I don’t like telling people what to do; in life, I am a terrible boss (also, perhaps, sometimes, a terrible parent?). Instead, I’d rather just share information, and science, and give you permission to break rules and eat for joy and et cetera. Trumpeting concrete rules about food just breeds anxiety, and food should never be that.
But this is Thanksgiving, and unless you are eschewing the holiday in its entirety, then, kindly: there is a lot of shit to do, and if you haven’t already started then you are super behind. (xo.)
(I’m kidding. You’re fine.) But: whatever your role in next week’s celebration, it’s time to have more than just a vague plan. Let’s divide, conquer, confirm. We started our Thanksgiving coverage at the end, with dessert - so let’s back up, now, to the beginning. Today we’re covering high-level basics that should help you wrangle your ideas - whether you be guest or host - into a tangible menu, with recipes to suit. Here’s what’s what:
Today’s newsletter is content heavy, and divided into two sections. Altogether, it should take you about 10-12 minutes to read.
The first section is a link party: lots of ideas for your menu, as well as a few techniques peppered in.
The second section is for the science nerds: a breakdown of what to - and what NOT to - prep ahead of time, and why. It’ll help you in planning your meal next week - but is also useful information for general kitchen life, like meal prepping or hosting a dinner party. It is long, though, so if it’s not your jam and you want to skip it - no sweat. I put it at the bottom for a reason.
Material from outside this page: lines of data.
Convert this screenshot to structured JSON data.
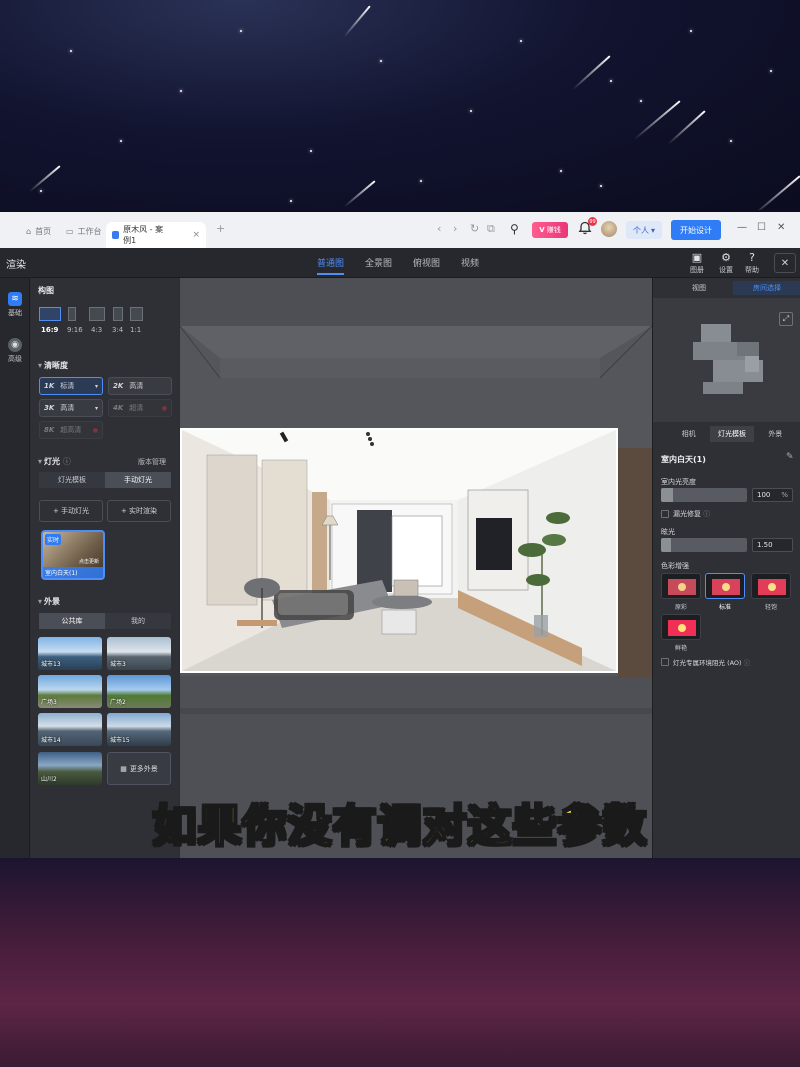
{
  "browser": {
    "tabs": [
      {
        "label": "首页"
      },
      {
        "label": "工作台"
      },
      {
        "label": "原木风 - 案例1"
      }
    ],
    "vip_label": "赚钱",
    "notification_count": "99",
    "personal_label": "个人",
    "start_design_label": "开始设计"
  },
  "app": {
    "title": "渲染",
    "view_tabs": [
      "普通图",
      "全景图",
      "俯视图",
      "视频"
    ],
    "tools": [
      {
        "label": "图册",
        "icon": "album-icon"
      },
      {
        "label": "设置",
        "icon": "gear-icon"
      },
      {
        "label": "帮助",
        "icon": "help-icon"
      }
    ]
  },
  "rail": [
    {
      "label": "基础",
      "icon": "sliders-icon"
    },
    {
      "label": "高级",
      "icon": "camera-icon"
    }
  ],
  "left": {
    "composition_title": "构图",
    "ratios": [
      "16:9",
      "9:16",
      "4:3",
      "3:4",
      "1:1"
    ],
    "clarity_title": "清晰度",
    "resolutions": [
      {
        "tier": "1K",
        "label": "标清"
      },
      {
        "tier": "2K",
        "label": "高清"
      },
      {
        "tier": "3K",
        "label": "高清"
      },
      {
        "tier": "4K",
        "label": "超清"
      },
      {
        "tier": "8K",
        "label": "超高清"
      }
    ],
    "lighting_title": "灯光",
    "version_manage": "版本管理",
    "lighting_modes": [
      "灯光模板",
      "手动灯光"
    ],
    "manual_light_btn": "+ 手动灯光",
    "realtime_render_btn": "+ 实时渲染",
    "preset": {
      "tag": "实时",
      "name": "室内白天(1)",
      "sub": "点击更新"
    },
    "exterior_title": "外景",
    "exterior_tabs": [
      "公共库",
      "我的"
    ],
    "environments": [
      "城市13",
      "城市3",
      "广场3",
      "广场2",
      "城市14",
      "城市15",
      "山川2"
    ],
    "more_env": "更多外景"
  },
  "right": {
    "top_tabs": [
      "视图",
      "房间选择"
    ],
    "sub_tabs": [
      "相机",
      "灯光模板",
      "外景"
    ],
    "template_name": "室内白天(1)",
    "indoor_brightness_label": "室内光亮度",
    "indoor_brightness_value": "100",
    "indoor_brightness_unit": "%",
    "brightness_level": 0.14,
    "overexposure_label": "漏光修复",
    "glare_label": "眩光",
    "glare_value": "1.50",
    "glare_level": 0.12,
    "color_enhance_label": "色彩增强",
    "color_options": [
      "原彩",
      "标准",
      "轻饱",
      "鲜艳"
    ],
    "ao_label": "灯光专属环境阻光 (AO)"
  },
  "subtitle": "如果你没有调对这些参数"
}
There’s no original recipe included today, or pretty photos, but there are more in the pipeline: I’ll be seeing you tomorrow with an easy version of GBC that - finally - doesn’t suck, and again later in the week with a primer on umami, and how to maximize it for the holiday (plus two recipes for stocks - one’s vegan! - and gravy), as well as a few other miscellaneous turkey-day surprises (like a recipe from my grandma, and some ideas for leftovers). You’ll be hearing from me a lot between now & Thanksgiving - for better, for worse, ready or not. xo.
Link Party
I’m not going to give you my recipes for things like turkey or potatoes, simply because the world doesn’t need more of them. There are lots of good ones out there. Here’s a handful of favorite links to help you with technique & inspiration - recipes that you can either replicate entirely, or use to elevate your own personal favorites.
Turkey
Up first: an excellent primer on dry & wet brining. Whatever you want your turkey to taste like, start here. You can tweak as you need, but the Serious Eats backbone is on point.
That guide links out to J.Kenji’s carving method, and Smitten Kitchen’s turkey primer includes some carving tutorials, as well. (I don’t love the flavor profile of her turkey, but I’m a big fan of her onion method. Definitely worth adopting.)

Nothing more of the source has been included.